131 1/2 Main Street, Seal Beach, CA (map)
After our last epic Beer-venture! that took us on 50 miles of train track and 25 miles of road riding, this was a piece of cake. It also shows that sometimes you don't have to go too far to find good beer. This was a nice quick ride down the road from our place. A ride we're quite familiar with actually, as Laura does it on a daily basis to get to work.
Let me warn you that Beachwood is small (despite the fact that it expanded to the neighboring space in less than a year!). When we got there the place was packed! At 2pm there was a line out the door and wait list. Granted, there happened to be a huge party there that took up most of the restaurant, but from what I understand this is not an uncommon occurence. Be prepared for a wait before your reward of good beer.
There's the list...
Let's get a little closer...
Beachwood BBQ changes out their beer selection regularly, hence the easy-to-change chalkboard listings. In fact, our waitress told us they change out 8-10 kegs each week.

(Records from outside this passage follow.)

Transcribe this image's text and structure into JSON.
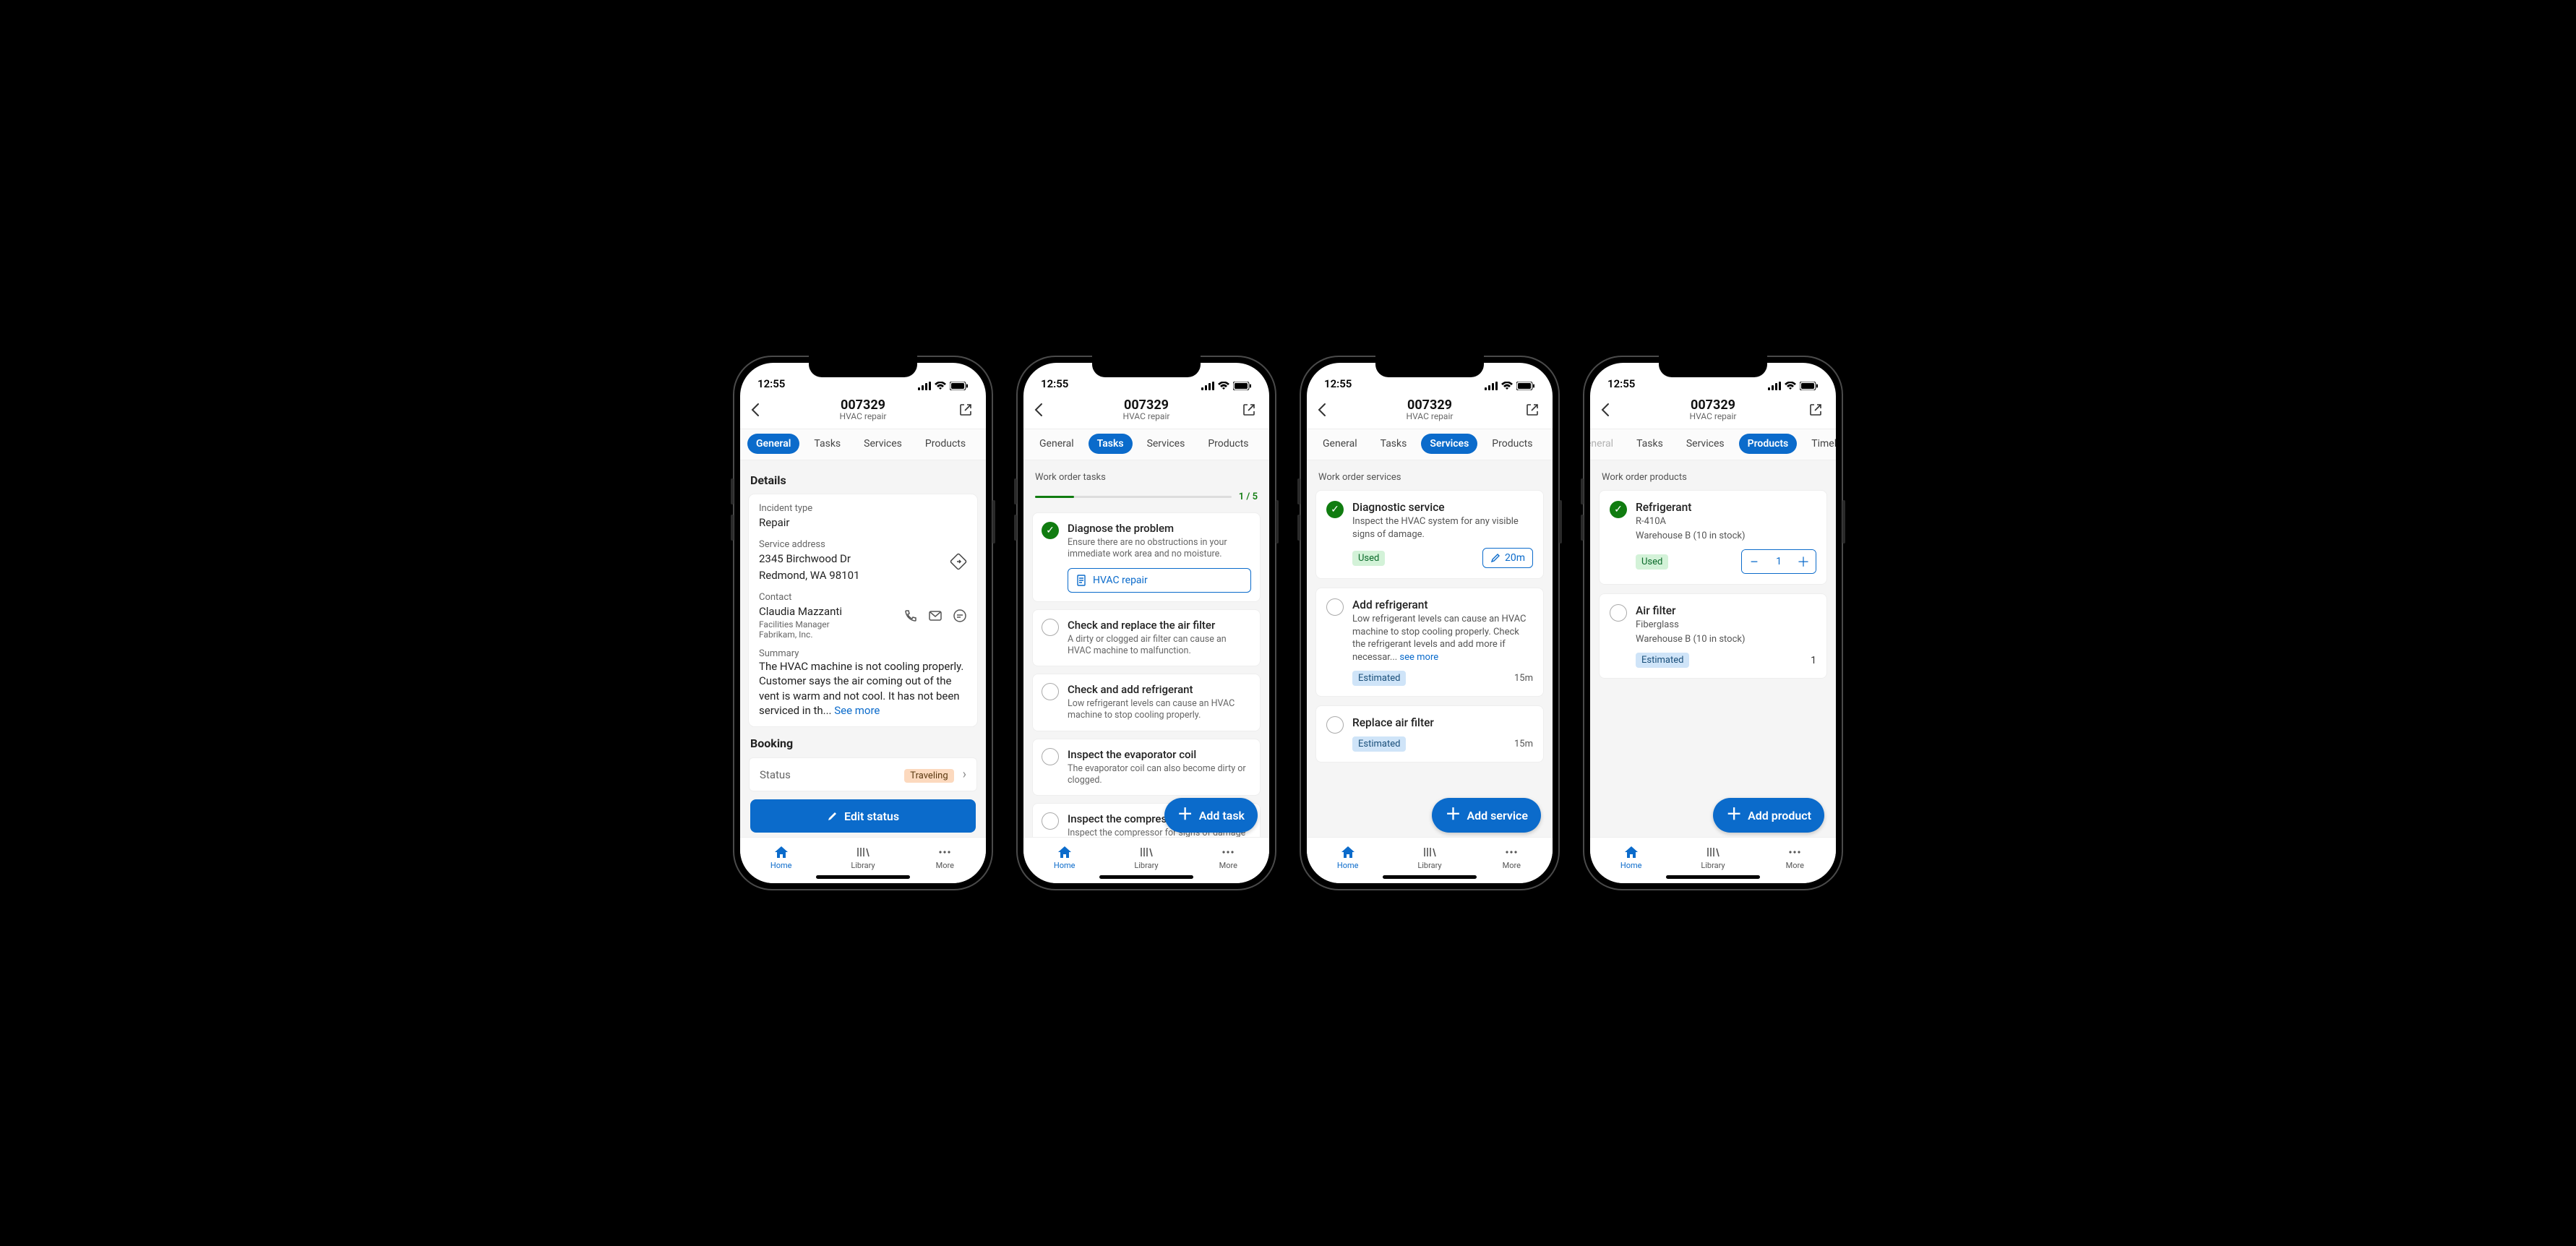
{
  "status_bar": {
    "time": "12:55"
  },
  "header": {
    "title": "007329",
    "subtitle": "HVAC repair"
  },
  "tabs": [
    "General",
    "Tasks",
    "Services",
    "Products",
    "Timeline"
  ],
  "bottom_nav": {
    "home": "Home",
    "library": "Library",
    "more": "More"
  },
  "general": {
    "details_title": "Details",
    "incident_type_label": "Incident type",
    "incident_type": "Repair",
    "service_address_label": "Service address",
    "service_address_line1": "2345 Birchwood Dr",
    "service_address_line2": "Redmond, WA 98101",
    "contact_label": "Contact",
    "contact_name": "Claudia Mazzanti",
    "contact_title": "Facilities Manager",
    "contact_company": "Fabrikam, Inc.",
    "summary_label": "Summary",
    "summary": "The HVAC machine is not cooling properly. Customer says the air coming out of the vent is warm and not cool. It has not been serviced in th... ",
    "see_more": "See more",
    "booking_title": "Booking",
    "status_label": "Status",
    "status_value": "Traveling",
    "edit_status_button": "Edit status"
  },
  "tasks": {
    "section_label": "Work order tasks",
    "progress_text": "1 / 5",
    "progress_pct": 20,
    "items": [
      {
        "title": "Diagnose the problem",
        "desc": "Ensure there are no obstructions in your immediate work area and no moisture.",
        "attachment": "HVAC repair"
      },
      {
        "title": "Check and replace the air filter",
        "desc": "A dirty or clogged air filter can cause an HVAC machine to malfunction."
      },
      {
        "title": "Check and add refrigerant",
        "desc": "Low refrigerant levels can cause an HVAC machine to stop cooling properly."
      },
      {
        "title": "Inspect the evaporator coil",
        "desc": "The evaporator coil can also become dirty or clogged."
      },
      {
        "title": "Inspect the compressor",
        "desc": "Inspect the compressor for signs of damage or wear."
      }
    ],
    "add_button": "Add task"
  },
  "services": {
    "section_label": "Work order services",
    "items": [
      {
        "title": "Diagnostic service",
        "desc": "Inspect the HVAC system for any visible signs of damage.",
        "status": "Used",
        "duration": "20m"
      },
      {
        "title": "Add refrigerant",
        "desc": "Low refrigerant levels can cause an HVAC machine to stop cooling properly. Check the refrigerant levels and add more if necessar... ",
        "see_more": "see more",
        "status": "Estimated",
        "duration": "15m"
      },
      {
        "title": "Replace air filter",
        "status": "Estimated",
        "duration": "15m"
      }
    ],
    "add_button": "Add service"
  },
  "products": {
    "section_label": "Work order products",
    "items": [
      {
        "title": "Refrigerant",
        "sub1": "R-410A",
        "sub2": "Warehouse B (10 in stock)",
        "status": "Used",
        "qty": "1"
      },
      {
        "title": "Air filter",
        "sub1": "Fiberglass",
        "sub2": "Warehouse B (10 in stock)",
        "status": "Estimated",
        "qty": "1"
      }
    ],
    "add_button": "Add product"
  }
}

When faced with such an incredible selection, how do you choose? Well, nobody says you can only try one...
Black Flag Imperial Sout
Laura says: The Black Flag was actually the only stout they had on tap, so it was the obvious first choice for me. And I have to say that I was delighted by this beer. Appearance is a dark black, with a thin creamy tan head. The first swig is thick, very creamy. You get a mouthful of toasty malts. Tastes like very dark roast espresso that has been only barely sweetened. This beer is rich and dense in your mouth, yet mellow and very well-balanced. The flavor lingers just enough, with the slightest bitter aftertaste. For me, this is the kind of beer that I look forward to, that I can take a sip and sit back and sink into my chair. Maybe it helped that our weather has been grey and rainy lately and stouts are excellent winter beers, but the Black Flag felt beautifully rich and full and (can I say it?) perfect. I will happily drink this anytime. 5
Russ says: After reading an article on where to get micros in Los Angeles and seeing the name Craftsman come up, I was excited to see it on tap (it replaced the slot for Racer 5 which I had there only a few days ago). It poured a dark golden color with surprisingly little to no head. The nose had some mild fruity notes but not the big hop smell I was expecting. The body is light-medium and not as resiny as I was expecting. In all honesty, I wanted more bite from this beer. I'm not sure if it is because I've been downing lots of big beer lately, but for an IPA this particular pint was really mild. More a pale ale than IPA. That's not to say it wasn't good. It had a good balance and had a dry clean finish, but there was no hoppy pucker that made you salivating for more. Could be that it was near the end of the keg or was just a bad sampling but this particular Craftsman left me unimpressed. Pleasant and drinkable but nothing to write home about. 3.5
Hair of the Dog Barleywine from 2000
When it was time to move on to a second beer, we started wondering if, perhaps, they had another stout hiding somewhere, maybe even in bottle. Gabe, the owner, came over and talked with us for a bit, explaining that he was waiting to get a new refrigerated case for all his bottles before releasing a bottle list. So, he wasn't really sure what all he had, since it wasn't all cold, and wasn't particularly organized. But, then he remembered that he had this barleywine and decided this is what we should try. A few minutes later, two samples arrived for our tasting pleasure.
This is one of the beautiful things about smaller owned restaurants, something that would never happen at a Rockbottom or Hard Rock, the owner going a little out of his way to get us something special. What he brought out was a Hair of the Dog barleywine from 2000. It was a bit of an experiment and he himself admitted sometimes you didn't know how these beers would age, but that this one developed rather nicely.
The barleywine poured a golden amber with a creamy one finger head that stuck around through the whole glass. The smell was raisiny and alcoholic, a bit strong. It was medium-heavy in the mouth. Amazingly, it went down super smooth with an really clean finish. It's hard to describe but there was almost no aftertaste. The major flavors were plum and raisin and a light pineapple (nothing like the Stone Double). They say barleywines mellow with age and this 8 year old sample was definitely mellow. I was expecting more of a kick but this had a nice rounded flavor and was pleasant to drink, as long as you didn't drink too much. We had a tiny taster and it was more than enough to send us a little loopy. We didn't get the ABV but my guess is that it was well into the double digits.
Seal Beach is a lovely little beach town. And Main Street is something out of a 1950s beach movie. It's this small little area that just doesn't feel like it's ready to greet the 21st century. But, to be quite honest, it's a bit refreshing. It's a great area to walk around, people are very friendly, and there are a lot of bikes.
Bike facilities along Main Street are pretty good, with a fair number of staples dotting the sidewalks. While there are no parking meters, there are also plenty of signposts, should you not be right next to an open staple.
And, less than half a block down the street from Beachwood is the Seal Beach pier, one of the longest in Southern California. If you take the time to walk all the way to the Ruby's at the end and back, you'll probably be alert enough to hop back on your bike and pedal home.